The Desert Cave Hotel is the most substantial property in town, and it occupies its position without pretence. The main lobby, bar, restaurant, swimming pool, and a good portion of the guest rooms are carved directly into the sandstone hill behind the main street. The rock here is the same pale cream and terracotta stone that produces the opals — and in the corridor walls and inside the rooms themselves, the milky gemstone seams are visible in the raw stone.
The Rooms
The underground rooms are practical rather than theatrical. The sandstone is present and visible, but the decoration is conventional hotel rather than cave aesthetic. The significant feature is environmental: no windows, no natural light, and a constant temperature of around 23°C regardless of the conditions above ground. In December, when the surface reads 52°C, that constancy is not a minor amenity. The rooms are also silent in the particular way that only underground spaces can be — no traffic, no wind, no ambient noise from anything.
The Opal Experience
The hotel’s underground showroom has a solid collection of raw and cut Coober Pedy opals, and it provides a useful orientation for anyone who has never seen quality opal in person.
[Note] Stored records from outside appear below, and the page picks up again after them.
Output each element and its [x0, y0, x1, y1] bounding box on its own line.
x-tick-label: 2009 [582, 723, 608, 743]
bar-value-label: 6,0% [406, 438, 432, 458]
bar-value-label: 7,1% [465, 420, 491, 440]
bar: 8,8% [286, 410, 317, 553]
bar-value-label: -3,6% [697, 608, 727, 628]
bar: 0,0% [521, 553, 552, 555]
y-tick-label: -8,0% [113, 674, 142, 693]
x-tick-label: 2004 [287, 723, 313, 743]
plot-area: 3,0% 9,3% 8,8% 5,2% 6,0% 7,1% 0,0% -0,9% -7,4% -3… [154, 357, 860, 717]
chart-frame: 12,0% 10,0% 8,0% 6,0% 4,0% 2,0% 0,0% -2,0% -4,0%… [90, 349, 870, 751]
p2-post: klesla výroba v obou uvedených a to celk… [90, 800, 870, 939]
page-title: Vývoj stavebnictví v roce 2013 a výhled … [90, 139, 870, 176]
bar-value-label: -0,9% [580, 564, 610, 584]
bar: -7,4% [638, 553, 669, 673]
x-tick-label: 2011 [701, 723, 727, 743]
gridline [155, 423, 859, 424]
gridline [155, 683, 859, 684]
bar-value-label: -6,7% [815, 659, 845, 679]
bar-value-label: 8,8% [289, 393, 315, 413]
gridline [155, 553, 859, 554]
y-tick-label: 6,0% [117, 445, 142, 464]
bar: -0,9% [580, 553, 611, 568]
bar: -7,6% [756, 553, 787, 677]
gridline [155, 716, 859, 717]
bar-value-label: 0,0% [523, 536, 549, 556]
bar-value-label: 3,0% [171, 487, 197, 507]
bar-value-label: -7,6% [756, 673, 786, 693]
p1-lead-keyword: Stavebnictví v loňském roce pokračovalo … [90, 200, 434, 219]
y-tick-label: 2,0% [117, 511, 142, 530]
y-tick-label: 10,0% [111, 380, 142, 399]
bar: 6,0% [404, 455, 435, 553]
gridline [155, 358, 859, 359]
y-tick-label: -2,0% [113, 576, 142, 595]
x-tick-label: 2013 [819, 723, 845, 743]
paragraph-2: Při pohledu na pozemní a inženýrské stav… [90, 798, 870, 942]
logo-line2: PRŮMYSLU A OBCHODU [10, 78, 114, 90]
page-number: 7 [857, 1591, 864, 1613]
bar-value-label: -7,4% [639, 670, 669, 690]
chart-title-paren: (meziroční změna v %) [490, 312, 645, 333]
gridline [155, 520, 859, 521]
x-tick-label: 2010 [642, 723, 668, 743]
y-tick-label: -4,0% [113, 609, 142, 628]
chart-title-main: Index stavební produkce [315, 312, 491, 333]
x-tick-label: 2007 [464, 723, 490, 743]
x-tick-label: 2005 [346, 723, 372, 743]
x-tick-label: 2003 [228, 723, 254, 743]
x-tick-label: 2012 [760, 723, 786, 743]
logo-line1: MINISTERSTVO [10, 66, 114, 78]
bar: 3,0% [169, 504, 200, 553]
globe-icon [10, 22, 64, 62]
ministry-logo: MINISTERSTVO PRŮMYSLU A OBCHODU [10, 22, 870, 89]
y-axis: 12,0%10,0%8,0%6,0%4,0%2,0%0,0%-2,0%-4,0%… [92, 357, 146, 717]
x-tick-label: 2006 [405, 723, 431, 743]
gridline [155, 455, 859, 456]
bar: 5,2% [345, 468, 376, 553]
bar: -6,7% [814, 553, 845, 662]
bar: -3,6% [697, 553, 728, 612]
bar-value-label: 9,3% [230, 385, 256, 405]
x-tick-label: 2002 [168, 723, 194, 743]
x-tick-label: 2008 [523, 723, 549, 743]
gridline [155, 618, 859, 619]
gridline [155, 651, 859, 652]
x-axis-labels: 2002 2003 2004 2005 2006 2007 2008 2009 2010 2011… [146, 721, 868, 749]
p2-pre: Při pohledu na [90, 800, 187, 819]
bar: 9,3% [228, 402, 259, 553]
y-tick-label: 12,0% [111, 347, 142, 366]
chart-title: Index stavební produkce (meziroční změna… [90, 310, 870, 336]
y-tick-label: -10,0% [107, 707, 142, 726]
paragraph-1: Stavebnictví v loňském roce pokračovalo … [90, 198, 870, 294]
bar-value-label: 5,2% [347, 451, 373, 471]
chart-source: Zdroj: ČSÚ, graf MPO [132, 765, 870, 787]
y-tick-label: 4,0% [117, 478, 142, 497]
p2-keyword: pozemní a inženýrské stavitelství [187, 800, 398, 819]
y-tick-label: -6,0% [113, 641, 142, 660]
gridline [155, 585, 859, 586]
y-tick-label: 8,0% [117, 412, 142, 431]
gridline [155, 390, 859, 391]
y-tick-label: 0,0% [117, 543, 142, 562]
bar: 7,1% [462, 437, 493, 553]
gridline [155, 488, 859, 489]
The colour shift in a good stone — green into blue into orange into red as the angle changes — is among the stranger visual experiences geology produces. Tours to working mines can be arranged, and fossicking on designated public land is legal, popular, and occasionally productive.
The Landscape
The Breakaways Reserve, 33 kilometres north, is the area’s other reason to come. A sequence of low flat-topped hills in red, ochre, and white, it is a landscape of complete and ancient stillness. At dusk, the colours deepen and shift through a range that photographs struggle to represent accurately. The South Australian outback at this distance from any city is not conventionally beautiful. It is something stranger and more lasting than that.
Desert Cave Hotel is not the most luxurious cave hotel in the world. It is an honest version of an extraordinary place — a town that would read as fiction if it were not entirely functioning and real.